The main challenge of the project shown here was to join irregularly shaped but relatively stable porcelain tiles to a wood-strip floor subject to the normal cycles of expansion and contraction. Our solution was to use an attractive, almost invisible movement joint.
The work was done as part of a whole-house remodel and involved considerable effort on the part of the lead carpenter, both in reframing the floor structure and in preparing the flooring to match the contours of the tile. In all, reworking the structure took about 30 hours, and shaping and finishing the wood floor another 54. By contrast, once the carpentry was done, the tile work took only about 26 hours, including 10 to prep the edge tiles so they would butt tightly to the wood; 12 to install the membrane and tile, including grouting; and three to complete the movement joint. This suggests that if you want to use a similar technique on a future project, a simpler design would make a very affordable enhancement.
Beefing Up the Floor
I noticed the deflection in this floor the first time I walked on it. The problem wasn’t with the 1/8-inch-thick plywood subfloor, but with the framing — 6-inch-by-8-inch joists 4 feet on-center. The floor wasn’t going to cave in, but tile requires joists on 16-inch centers, which meant the carpenter had to add 2x12s to create the proper spacing. We extended the new joists at least 2 feet beyond the area to be tiled and added full-depth blocking under all the plywood joints. I then checked deflection with weights and a dial indicator and found it to be well within industry tolerances. Nevertheless, to protect the installation, I decided to include a crack-isolation membrane in the tile substrate, NobleSeal TS (800/878-5788, noblecompany.com). For setting the tiles, I would use a premium thinset mortar from Custom Building Products (800/272-8786, custombuildingproducts.com) mixed with an acrylic additive in place of water, and a polymer-modified grout and color-matched sealant from the same manufacturer.
Laying Out the Pattern
After removing the existing tile from the foyer, the homeowner used building paper and rope to lay out the approximate shape of the pattern he wanted. He lived with it for several days and made some modifications, then cut out the pattern and sent it to the tile manufacturer (Michelle Griffoul Studios, 805/688-9631, michellegriffoul.com), who assembled the required tiles and back-mounted them onto 1- and 2-square-foot sheets. Each mosaic sheet was given an identifying marker for accurate positioning according to a layout map provided with the tiles.

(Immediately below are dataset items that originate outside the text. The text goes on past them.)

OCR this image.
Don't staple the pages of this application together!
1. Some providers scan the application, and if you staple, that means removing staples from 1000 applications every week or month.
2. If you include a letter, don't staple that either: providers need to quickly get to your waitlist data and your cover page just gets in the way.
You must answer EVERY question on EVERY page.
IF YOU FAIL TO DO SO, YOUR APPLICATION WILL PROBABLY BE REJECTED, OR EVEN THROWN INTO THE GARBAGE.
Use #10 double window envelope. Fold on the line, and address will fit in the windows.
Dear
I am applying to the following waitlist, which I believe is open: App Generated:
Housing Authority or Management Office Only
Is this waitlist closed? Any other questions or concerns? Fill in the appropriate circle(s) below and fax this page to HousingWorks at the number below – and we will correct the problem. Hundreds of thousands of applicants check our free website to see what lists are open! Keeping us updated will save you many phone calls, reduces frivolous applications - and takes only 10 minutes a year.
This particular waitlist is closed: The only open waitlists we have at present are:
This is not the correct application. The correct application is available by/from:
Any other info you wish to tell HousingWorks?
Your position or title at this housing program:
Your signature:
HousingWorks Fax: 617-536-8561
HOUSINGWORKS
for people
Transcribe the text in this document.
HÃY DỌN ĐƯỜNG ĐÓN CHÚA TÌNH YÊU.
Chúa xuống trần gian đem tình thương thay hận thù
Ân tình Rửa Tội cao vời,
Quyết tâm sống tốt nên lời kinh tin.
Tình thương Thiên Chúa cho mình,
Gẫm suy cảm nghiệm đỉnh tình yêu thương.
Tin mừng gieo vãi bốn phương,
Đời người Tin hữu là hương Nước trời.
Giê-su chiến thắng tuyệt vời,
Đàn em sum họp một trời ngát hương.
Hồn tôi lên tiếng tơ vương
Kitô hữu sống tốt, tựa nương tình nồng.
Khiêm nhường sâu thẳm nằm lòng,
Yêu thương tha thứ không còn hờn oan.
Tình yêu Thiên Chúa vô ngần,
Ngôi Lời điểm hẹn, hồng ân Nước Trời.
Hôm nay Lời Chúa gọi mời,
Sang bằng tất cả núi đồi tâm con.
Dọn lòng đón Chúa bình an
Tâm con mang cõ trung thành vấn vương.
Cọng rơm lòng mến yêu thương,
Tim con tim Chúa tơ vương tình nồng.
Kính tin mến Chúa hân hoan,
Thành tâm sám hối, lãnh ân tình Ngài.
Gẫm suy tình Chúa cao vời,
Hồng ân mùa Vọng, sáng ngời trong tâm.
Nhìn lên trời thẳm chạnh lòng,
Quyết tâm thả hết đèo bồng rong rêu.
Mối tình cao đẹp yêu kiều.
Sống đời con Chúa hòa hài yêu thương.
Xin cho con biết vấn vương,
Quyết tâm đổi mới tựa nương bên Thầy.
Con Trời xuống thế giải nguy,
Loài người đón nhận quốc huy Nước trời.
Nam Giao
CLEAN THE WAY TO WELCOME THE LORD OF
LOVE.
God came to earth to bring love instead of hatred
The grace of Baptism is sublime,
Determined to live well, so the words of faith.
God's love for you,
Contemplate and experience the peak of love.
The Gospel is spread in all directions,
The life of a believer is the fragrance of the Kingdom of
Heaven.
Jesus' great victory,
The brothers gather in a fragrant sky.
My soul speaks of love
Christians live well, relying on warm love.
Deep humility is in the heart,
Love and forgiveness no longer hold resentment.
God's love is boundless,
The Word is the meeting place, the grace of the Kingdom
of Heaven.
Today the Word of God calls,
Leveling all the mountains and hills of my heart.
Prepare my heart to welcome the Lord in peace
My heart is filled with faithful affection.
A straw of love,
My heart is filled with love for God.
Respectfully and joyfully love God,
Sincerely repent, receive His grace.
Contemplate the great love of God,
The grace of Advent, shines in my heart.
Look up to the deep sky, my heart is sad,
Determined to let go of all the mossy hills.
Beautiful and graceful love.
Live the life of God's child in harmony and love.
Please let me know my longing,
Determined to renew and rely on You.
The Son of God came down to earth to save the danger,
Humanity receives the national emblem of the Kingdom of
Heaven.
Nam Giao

While waiting for the tiles to arrive, the carpenter proceeded with prepping the floor, using a router to cut out the rough outline of the mosaic and remove the stub ends of the strip flooring so new flooring could be woven in. Once the tile arrived, we filled the void in the flooring with 3/4-inch-thick foam panels; this would allow us to position the mosaic sheets on a smooth plane for accurate scribing. Our primary purpose was to precisely locate all the edge tiles, so that a line could be traced for routing the wood floor. But a critical secondary purpose for dry-fitting the sheets was to eliminate the appearance of seaming, which occurs whenever too much space is allowed between sheets of mosaic tile. Also, because the surface of hand-molded tiles is variable, I wanted to make sure that the perimeter tiles were the flattest possible. In some cases, I swapped slightly irregular edge tiles for flatter field tiles of the same pattern to minimize lippage where the tile would abut the perfectly flat wood floor.
Once we were satisfied with the dry-fit, I spent several hours squaring up the flared edges of all the perimeter tiles, first marking a line, then using a grinder to remove the material that would abut the wood. This ensured that I could maintain a tight 1/8-inch movement joint around the tile — the smallest recommended width for an interior movement joint. There was also a practical consideration: The owners have a very active dog whose claws would be too wide to slip into and ruin the soft filler in a 1/8-inch joint.
After grinding the perimeter edges, we repositioned the mosaic sheets and carefully traced a line to guide the router.